Saints, she needed a drink. Naemi would be stuck with Ismene for another hour or so, but Maia knew her friend would meet her at the music hall. So Maia threw off the mantle of princess—a mental weight more than a physical one, and so much heavier for it—and added a dark line to her eyes, a rosy glow to her pale cheeks, and honeyed gloss to her lips, brushing out her hair until it shone like a sleek star. The dress was immaculate, so there was no need to change that, but she swapped her sensible shoes for a pair of strappy sandals and grabbed a glitzy bag she kept money and perfume in for these occasions.
Even though she’d stopped humming minutes ago, she could still feel the doughy sensation of Valleir’s mind, could still sense the confusion that had filled his head in the split second before she took control and rearranged his wants, beliefs, and everything that made him him.
It’s done. There’s no going back, only forward.
Maia rolled her shoulders back, lifted her chin, and banished thoughts of snaresong, manipulation, and slave caravans as she headed for the palace’s southern exit that led through the two-storey hedgerow and into Vassalaer proper.
She’d better make it two drinks.
Chapter Three
Azrail held Siofra tighter to his side as the Foxes surged towards them, watery sunlight catching the brass buttons on their orange uniforms, the sharp edges on their spears and arrows shining like fire.

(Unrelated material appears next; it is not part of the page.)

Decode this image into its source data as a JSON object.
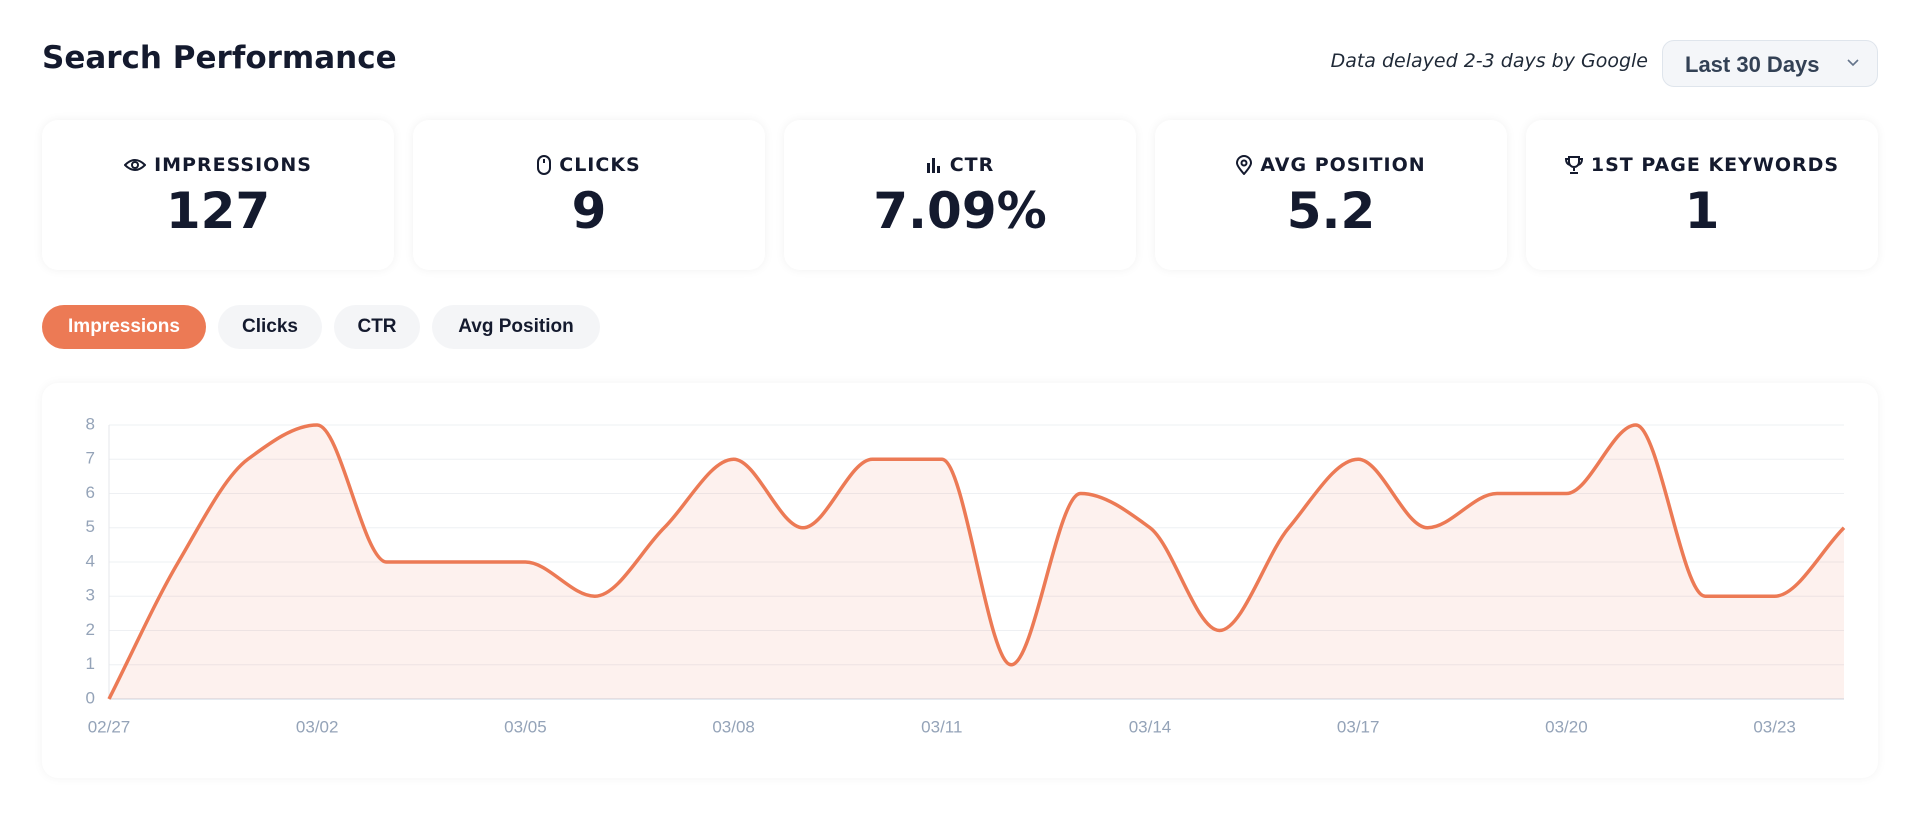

“Zamanya,” Az bit out, whirling away from the Foxes, checking his sister and friends were following as he ran and not staying by the Luvasa to do something stupid and heroic. It wouldn’t have been the first time. Or the eighth. “Zamanya!” he snarled again.
“Forsaken saints, Az, I know!” she snapped back. One glance at his friend showed her onyx arms slashed with golden magic, like sunlight through cracked bark. Streaks of burnished power gathered around her hands, strong enough to—with any luck—knock aside the Foxes who’d lurched after Az and his family as they sprinted away from that bloody square.